The vocabulary found in San Francisco-based Katherine Sherwood’s paintings is derived from two primary sources. Lithographic renderings of the artist’s own post stroke angiograms are layered against painted symbols derived from the Lemegeton (also known as The Lesser Key of Solomon, as the calligraphic emblems are said to have been drawn by King Solomon) a seventeenth-century handbook of sorcery containing calligraphic emblems believed to embody forces capable of such things as granting wishes and healing illnesses.

Sherwood explores formal similarities between the emblems and the angiograms. One representation comes from the ancient practice of magic, and the other is associated with contemporary science. The flatness of the photolithographic angiograms contrasts with the color and depth of the poured-on paint in the emblems, a contrast that mimics the distance in time between the mediums as well as the ideas represented by the contrasting elements.


Foras

In the painting Unfathomable Logic the bold gestural marks refer to the symbol Foras from the Lemegeton.
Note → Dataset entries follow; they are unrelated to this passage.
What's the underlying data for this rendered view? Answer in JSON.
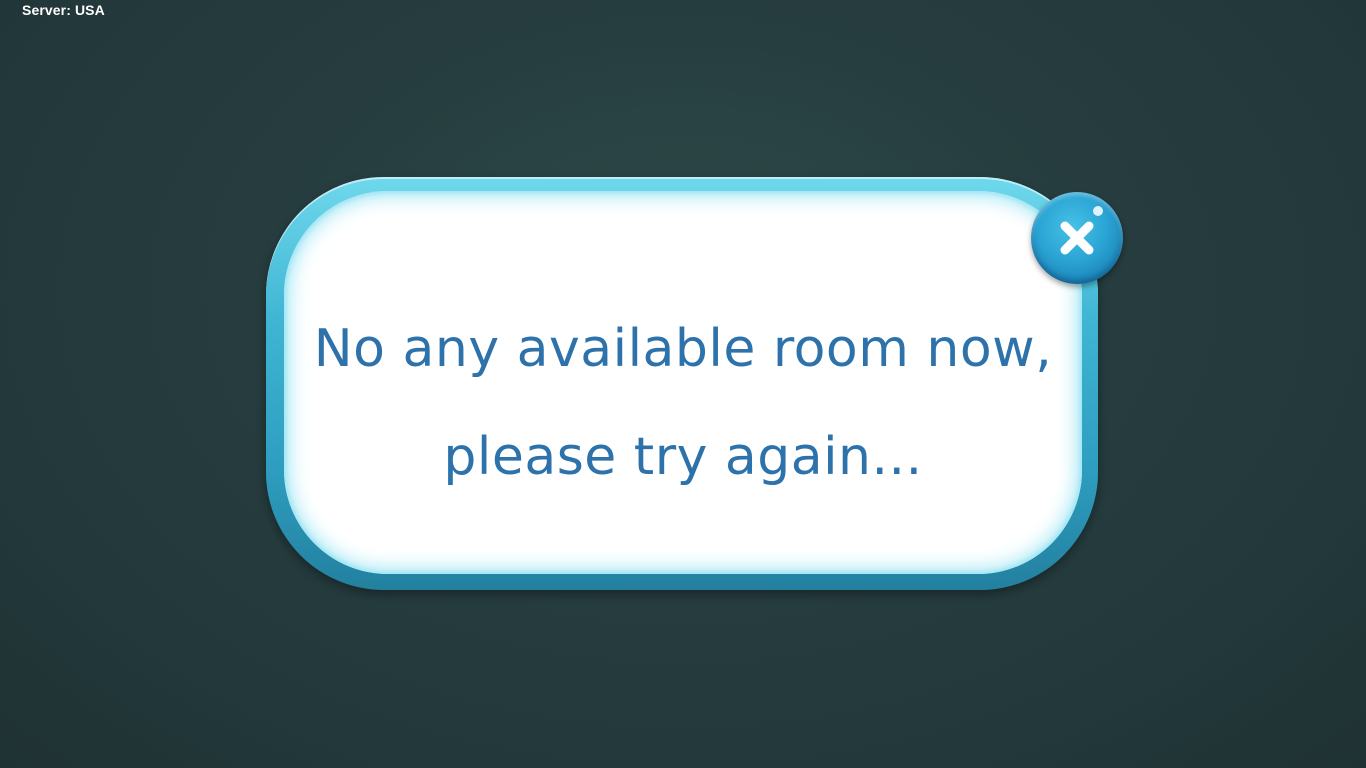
{
  "header": {
    "server_label": "Server: USA"
  },
  "dialog": {
    "message_line1": "No any available room now,",
    "message_line2": "please try again...",
    "close_icon": "close-icon"
  },
  "colors": {
    "text": "#2d72aa",
    "frame": "#3fb5d3",
    "close_button": "#2aa4d4",
    "background": "#263c3e"
  }
}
According to practitioners of white magic, invoking Foras can make one wise, witty and wealthy. Additionally, it can restore lost property, and teach logic and the virtues of stones and plants.

By placing these marks over her own angiogram, Sherwood does more than compare the formal qualities. There is a blending of epistemological ideas that are both rational and mysterious, reminding us that our bodies are not merely theoretical sites but physical ones that exist and function in evolving cultures.